Since 1995, Lemon and a handpicked roster of international collaborators have been on a ten-year odyssey of diasporic discovery, a quest for the pieces of dance and the linkages to the past (and present) needed to complete a whole.[3] The Geography Trilogy—a profound examination of Lemon’s own history—is a remarkable inquiry into the social gravities of race and identity at the turn of the twenty-first century. Lemon’s ambitious vision for the movement vocabulary of the Trilogy has relied on the ebb and flow of many social tide pools—a language that swirls between notions of modern and traditional, East and West, light and dark, formal and free-form. His direction and choreography, equal parts art and anthropology, illuminate the clash and charm of cultural juxtapositions while striving to remain respectful of the considerable significance of dance traditions in distinct civic frameworks.
Ronnie Reddick
Visiting Artist, Hip Hop, Jazz, Fashion and Theatrics. Ronnie Reddick is a multi-faceted San Francisco-based choreographer/dancer. He made his mark by combining Hip Hop, Jazz, Fashion and Theatrics to create one of the most explosive and dynamic styles to hit the dance scene recently, making him one of the most sought after choreographers in the Bay Area and beyond.

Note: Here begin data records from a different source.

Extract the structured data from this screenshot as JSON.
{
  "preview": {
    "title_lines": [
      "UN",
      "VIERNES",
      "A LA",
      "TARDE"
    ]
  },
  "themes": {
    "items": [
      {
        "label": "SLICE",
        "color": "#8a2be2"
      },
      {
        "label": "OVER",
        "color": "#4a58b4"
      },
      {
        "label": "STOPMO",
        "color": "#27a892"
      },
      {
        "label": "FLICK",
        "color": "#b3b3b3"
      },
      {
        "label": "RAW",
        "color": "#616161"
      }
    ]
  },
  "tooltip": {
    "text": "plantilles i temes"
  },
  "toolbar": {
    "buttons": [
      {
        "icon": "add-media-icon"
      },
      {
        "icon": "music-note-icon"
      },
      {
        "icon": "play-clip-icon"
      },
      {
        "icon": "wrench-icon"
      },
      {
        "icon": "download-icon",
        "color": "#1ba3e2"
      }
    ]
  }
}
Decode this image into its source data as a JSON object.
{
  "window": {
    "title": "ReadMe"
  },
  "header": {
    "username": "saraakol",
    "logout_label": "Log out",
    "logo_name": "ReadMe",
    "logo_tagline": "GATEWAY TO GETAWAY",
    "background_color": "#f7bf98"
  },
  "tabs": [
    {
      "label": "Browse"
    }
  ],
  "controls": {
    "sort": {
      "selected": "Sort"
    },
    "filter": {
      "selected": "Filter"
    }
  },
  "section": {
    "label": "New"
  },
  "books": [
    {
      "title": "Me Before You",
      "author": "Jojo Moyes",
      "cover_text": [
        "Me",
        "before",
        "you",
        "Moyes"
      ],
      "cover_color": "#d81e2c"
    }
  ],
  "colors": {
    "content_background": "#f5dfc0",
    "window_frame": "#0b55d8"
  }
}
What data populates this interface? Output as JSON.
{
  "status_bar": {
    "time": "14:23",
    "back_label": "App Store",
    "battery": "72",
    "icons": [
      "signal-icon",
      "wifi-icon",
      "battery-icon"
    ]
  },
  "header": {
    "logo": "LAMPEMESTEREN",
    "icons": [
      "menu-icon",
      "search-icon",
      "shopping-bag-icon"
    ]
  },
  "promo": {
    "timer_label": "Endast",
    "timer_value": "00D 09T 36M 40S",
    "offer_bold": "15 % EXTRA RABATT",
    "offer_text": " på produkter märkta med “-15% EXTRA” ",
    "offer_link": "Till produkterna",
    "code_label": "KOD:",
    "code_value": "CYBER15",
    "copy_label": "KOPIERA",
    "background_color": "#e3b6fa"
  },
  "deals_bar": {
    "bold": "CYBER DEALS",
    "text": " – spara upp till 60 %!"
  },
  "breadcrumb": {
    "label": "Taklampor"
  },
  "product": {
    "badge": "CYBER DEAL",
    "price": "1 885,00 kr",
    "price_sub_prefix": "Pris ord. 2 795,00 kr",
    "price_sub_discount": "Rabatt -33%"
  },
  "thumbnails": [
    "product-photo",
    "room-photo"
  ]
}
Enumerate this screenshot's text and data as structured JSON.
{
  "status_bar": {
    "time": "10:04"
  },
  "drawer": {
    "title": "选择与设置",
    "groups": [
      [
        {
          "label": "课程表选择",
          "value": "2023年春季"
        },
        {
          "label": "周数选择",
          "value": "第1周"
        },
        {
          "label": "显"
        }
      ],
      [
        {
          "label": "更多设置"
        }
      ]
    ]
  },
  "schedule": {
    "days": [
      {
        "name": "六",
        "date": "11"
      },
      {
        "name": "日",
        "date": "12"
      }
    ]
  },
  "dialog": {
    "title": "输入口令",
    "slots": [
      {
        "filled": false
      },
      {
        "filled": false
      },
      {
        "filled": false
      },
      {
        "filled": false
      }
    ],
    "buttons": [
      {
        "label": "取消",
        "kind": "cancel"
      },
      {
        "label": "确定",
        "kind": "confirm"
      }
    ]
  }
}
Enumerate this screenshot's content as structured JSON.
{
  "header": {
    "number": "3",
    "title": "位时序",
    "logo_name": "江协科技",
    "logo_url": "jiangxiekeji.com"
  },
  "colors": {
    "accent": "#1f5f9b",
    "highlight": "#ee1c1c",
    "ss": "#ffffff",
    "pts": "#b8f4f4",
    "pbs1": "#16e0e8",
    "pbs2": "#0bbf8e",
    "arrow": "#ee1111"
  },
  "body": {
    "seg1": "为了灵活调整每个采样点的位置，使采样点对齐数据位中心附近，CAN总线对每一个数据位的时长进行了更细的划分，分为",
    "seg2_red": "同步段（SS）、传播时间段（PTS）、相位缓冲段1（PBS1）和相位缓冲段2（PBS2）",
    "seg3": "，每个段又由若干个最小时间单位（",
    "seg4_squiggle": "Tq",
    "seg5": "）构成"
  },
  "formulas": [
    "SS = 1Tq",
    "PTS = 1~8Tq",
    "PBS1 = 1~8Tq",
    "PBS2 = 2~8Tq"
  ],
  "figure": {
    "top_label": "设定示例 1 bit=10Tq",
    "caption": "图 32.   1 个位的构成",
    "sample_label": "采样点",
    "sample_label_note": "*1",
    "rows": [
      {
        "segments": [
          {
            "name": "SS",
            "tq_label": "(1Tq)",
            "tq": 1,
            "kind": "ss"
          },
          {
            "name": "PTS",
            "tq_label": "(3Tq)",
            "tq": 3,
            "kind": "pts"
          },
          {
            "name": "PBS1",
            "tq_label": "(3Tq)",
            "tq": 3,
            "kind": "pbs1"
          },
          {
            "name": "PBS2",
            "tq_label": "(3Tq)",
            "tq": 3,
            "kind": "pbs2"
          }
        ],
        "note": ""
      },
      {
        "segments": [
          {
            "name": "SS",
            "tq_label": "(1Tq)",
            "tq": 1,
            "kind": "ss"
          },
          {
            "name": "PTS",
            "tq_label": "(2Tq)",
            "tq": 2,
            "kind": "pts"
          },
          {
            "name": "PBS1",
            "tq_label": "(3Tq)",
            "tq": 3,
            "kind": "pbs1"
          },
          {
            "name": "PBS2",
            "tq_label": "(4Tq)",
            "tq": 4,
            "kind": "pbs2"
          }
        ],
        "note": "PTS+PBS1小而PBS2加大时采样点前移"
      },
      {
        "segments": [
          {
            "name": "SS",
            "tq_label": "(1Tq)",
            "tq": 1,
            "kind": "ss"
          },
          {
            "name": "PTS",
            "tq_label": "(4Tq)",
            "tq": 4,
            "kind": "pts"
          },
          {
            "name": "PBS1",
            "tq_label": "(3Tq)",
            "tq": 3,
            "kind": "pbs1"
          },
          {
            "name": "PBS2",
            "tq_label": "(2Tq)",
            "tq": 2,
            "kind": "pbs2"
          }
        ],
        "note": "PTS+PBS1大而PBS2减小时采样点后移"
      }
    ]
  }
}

Reddick is the choreographer and Show Director at Asia SF and the soon to open Asia SF/Hollywood, in Los Angeles. He has choreographed and worked with many designers and fashion brands, and is teaching Master classes at Princeton University. In the entertainment world, Ronnie has worked with such artists as Michael and Janet Jackson, Deborah Cox, Paula Abdul, Liza Minelli, Santana, Ultra Nate, Kelly Price, Vicky Shepard, RuPaul, Jeanie Tracy, Abigail and M.C. Hammer. He also choreographs and tours around the country with many corporate bands.
"Technique is only the beginning of what makes a memorable dancer, and we don't start dancing to end up doing chorus," says Reddick, "you have got to have that extra something."